Thursday, 24 May 2012

Alternative Business Coaching Philosophies - individual and team performance improvement


Contrast these two coaching philosophies - one where the fact that assume you can only change 20% of a person’s behaviour means that if you work out where they are now you can assess whether a 20% improvement gets you to the end point you want and whether that person is worth investing in; and the second approach which is anchored more in the power of the individual to have an instrumental role in improving their own performance and then crafting a strategy around getting that 20% improvement and what opportunities that creates. Just for the avoidance of doubt it is the latter that I ascribe to and focus my coaching interventions on.

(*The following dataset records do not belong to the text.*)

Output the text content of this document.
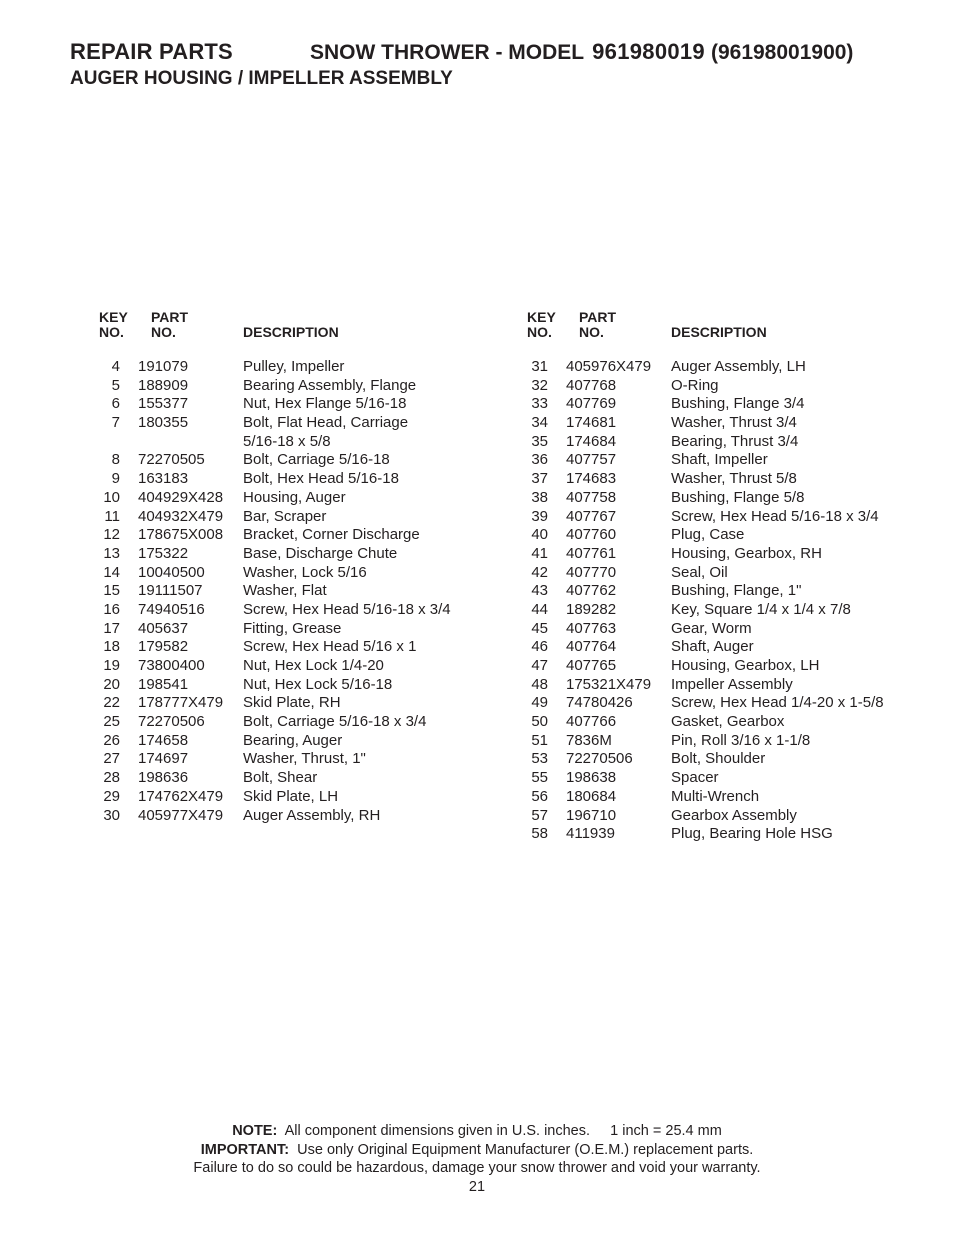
REPAIR PARTS	SNOW THROWER - MODEL 961980019 (96198001900)
AUGER HOUSING / IMPELLER ASSEMBLY
KEY
NO.
PART
NO.	DESCRIPTION
4 191079	Pulley, Impeller
5 188909	Bearing Assembly, Flange
6 155377	Nut, Hex Flange 5/16-18
7 180355	Bolt, Flat Head, Carriage
5/16-18 x 5/8
8 72270505	Bolt, Carriage 5/16-18
9 163183	Bolt, Hex Head 5/16-18
10 404929X428 Housing, Auger
11 404932X479 Bar, Scraper
12 178675X008 Bracket, Corner Discharge
13 175322	Base, Discharge Chute
14 10040500	Washer, Lock 5/16
15 19111507	Washer, Flat
16 74940516	Screw, Hex Head 5/16-18 x 3/4
17 405637	Fitting, Grease
18 179582	Screw, Hex Head 5/16 x 1
19 73800400	Nut, Hex Lock 1/4-20
20 198541	Nut, Hex Lock 5/16-18
22 178777X479 Skid Plate, RH
25 72270506	Bolt, Carriage 5/16-18 x 3/4
26 174658	Bearing, Auger
27 174697	Washer, Thrust, 1"
28 198636	Bolt, Shear
29 174762X479 Skid Plate, LH
30 405977X479 Auger Assembly, RH
KEY
NO.
PART
NO.	DESCRIPTION
31 405976X479 Auger Assembly, LH
32 407768	O-Ring
33 407769	Bushing, Flange 3/4
34 174681	Washer, Thrust 3/4
35 174684	Bearing, Thrust 3/4
36 407757	Shaft, Impeller
37 174683	Washer, Thrust 5/8
38 407758	Bushing, Flange 5/8
39 407767	Screw, Hex Head 5/16-18 x 3/4
40 407760	Plug, Case
41 407761	Housing, Gearbox, RH
42 407770	Seal, Oil
43 407762	Bushing, Flange, 1"
44 189282	Key, Square 1/4 x 1/4 x 7/8
45 407763	Gear, Worm
46 407764	Shaft, Auger
47 407765	Housing, Gearbox, LH
48 175321X479 Impeller Assembly
49 74780426	Screw, Hex Head 1/4-20 x 1-5/8
50 407766	Gasket, Gearbox
51 7836M	Pin, Roll 3/16 x 1-1/8
53 72270506	Bolt, Shoulder
55 198638	Spacer
56 180684	Multi-Wrench
57 196710	Gearbox Assembly
58 411939	Plug, Bearing Hole HSG
NOTE: All component dimensions given in U.S. inches.     1 inch = 25.4 mm
IMPORTANT: Use only Original Equipment Manufacturer (O.E.M.) replacement parts.
Failure to do so could be hazardous, damage your snow thrower and void your warranty.
21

This should also be put in the context of measuring the overall effectiveness of a team versus the maximizing the performance of each team member. While there is clearly a threshold below which performance does become an issue and a question of how long you wait for the desired improvement, this is balanced by the need to allow for cyclical performance elements of team performance.  This refers to the situation where individuals can be up or down against plans at different times, but what matters is whether the team is moving forward and each individual contributes in the best way they can and over the long run proves valuable to the rest of the team.  Patience with this can depend on how willing individuals are to recognize where they are in that cycle, their awareness of whether things could change and openness to coaching so they are not seen as a drag on the rest of the team.   

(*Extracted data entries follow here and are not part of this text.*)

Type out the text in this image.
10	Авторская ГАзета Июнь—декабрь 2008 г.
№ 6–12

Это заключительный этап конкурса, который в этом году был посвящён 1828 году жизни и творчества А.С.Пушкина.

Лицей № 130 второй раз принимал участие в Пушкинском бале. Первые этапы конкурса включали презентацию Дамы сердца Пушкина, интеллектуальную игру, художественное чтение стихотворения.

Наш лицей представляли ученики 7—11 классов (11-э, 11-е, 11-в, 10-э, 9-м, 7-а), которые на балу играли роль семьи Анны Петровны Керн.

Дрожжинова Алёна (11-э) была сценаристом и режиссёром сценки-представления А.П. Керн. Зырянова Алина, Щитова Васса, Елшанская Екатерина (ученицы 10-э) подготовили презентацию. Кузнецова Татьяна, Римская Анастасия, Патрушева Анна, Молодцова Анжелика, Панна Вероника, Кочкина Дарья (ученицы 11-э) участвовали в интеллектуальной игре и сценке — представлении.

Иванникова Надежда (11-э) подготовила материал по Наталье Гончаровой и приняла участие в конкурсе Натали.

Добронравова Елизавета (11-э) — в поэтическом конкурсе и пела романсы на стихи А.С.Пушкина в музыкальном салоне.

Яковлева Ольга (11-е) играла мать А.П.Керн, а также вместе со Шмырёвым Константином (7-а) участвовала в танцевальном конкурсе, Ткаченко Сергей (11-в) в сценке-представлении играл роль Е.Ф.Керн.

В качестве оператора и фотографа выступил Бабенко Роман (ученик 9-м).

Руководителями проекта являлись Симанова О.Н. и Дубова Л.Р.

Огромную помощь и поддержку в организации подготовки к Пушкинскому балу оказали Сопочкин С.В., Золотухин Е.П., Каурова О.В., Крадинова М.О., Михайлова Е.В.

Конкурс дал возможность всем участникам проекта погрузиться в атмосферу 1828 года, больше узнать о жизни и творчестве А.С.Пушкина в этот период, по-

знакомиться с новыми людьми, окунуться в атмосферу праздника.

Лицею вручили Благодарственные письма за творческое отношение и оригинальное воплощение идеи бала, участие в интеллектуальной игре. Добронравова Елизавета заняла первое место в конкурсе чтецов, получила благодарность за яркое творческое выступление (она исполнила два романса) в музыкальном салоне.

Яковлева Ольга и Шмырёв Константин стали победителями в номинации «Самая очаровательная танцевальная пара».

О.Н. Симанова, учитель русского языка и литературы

Business Coaching then provides an essential element to help the individual work effectively in their team - pulling on their own resources and intuition to provide lasting improvements to to the way they approach their work.  This is different to a mentoring type approach where mentor can be seen to be potentially providing answers that should have been provided by the individuals themselves, creating dependence on their input, confusing line management processes, triggering defensive reactions of some members of the team and not generating sustainable performance improvement or buy-in and engagement to any change programme that the mentoring was supposed to be part of.  Some mentors can also have their own agendas that are difficult to manage.

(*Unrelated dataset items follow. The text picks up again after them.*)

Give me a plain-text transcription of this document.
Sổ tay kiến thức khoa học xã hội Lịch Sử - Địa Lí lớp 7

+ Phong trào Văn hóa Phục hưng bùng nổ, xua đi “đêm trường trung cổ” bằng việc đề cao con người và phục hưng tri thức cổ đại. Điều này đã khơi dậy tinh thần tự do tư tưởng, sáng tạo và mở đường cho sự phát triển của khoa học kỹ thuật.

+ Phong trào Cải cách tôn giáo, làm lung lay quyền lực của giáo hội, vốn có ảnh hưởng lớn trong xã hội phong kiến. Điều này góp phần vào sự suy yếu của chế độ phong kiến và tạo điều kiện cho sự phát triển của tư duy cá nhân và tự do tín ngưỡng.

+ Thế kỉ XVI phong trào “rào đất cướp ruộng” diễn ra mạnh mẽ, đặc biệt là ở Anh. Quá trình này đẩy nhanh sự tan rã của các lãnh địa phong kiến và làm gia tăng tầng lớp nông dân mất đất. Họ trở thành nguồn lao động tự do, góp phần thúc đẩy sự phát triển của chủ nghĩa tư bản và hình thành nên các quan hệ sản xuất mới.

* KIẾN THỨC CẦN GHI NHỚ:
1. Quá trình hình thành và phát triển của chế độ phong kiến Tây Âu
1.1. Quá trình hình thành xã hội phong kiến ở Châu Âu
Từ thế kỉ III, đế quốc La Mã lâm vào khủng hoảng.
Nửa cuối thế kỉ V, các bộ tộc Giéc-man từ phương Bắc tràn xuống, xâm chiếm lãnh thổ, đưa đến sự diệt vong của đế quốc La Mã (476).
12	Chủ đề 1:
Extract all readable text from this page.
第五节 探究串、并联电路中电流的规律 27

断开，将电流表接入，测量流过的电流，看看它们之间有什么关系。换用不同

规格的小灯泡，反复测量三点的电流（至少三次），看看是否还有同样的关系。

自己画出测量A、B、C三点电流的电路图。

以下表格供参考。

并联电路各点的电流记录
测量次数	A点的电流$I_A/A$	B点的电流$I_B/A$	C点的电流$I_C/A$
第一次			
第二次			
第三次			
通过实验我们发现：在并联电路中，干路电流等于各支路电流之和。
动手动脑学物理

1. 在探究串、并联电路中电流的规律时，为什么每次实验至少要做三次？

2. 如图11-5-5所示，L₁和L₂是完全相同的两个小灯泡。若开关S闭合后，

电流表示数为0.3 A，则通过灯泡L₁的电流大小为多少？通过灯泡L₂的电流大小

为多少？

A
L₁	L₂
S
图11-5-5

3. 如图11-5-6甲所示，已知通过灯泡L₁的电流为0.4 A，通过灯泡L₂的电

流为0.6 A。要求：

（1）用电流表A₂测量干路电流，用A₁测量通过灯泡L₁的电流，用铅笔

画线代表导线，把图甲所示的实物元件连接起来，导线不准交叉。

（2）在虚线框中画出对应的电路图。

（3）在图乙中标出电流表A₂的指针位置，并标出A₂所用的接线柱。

There really does have to be clarity and trust between all parties if coaches are brought into a corporate environment - there should be no ambiguity about whether it is there truly to help an individual address issues that will improve their effectiveness and help them meet their own career goals or more assessment and peer comparison related as an input into other organisational decisions.  No point trying to offer a solution to a problem to someone who doesn’t recognise that the problem exists.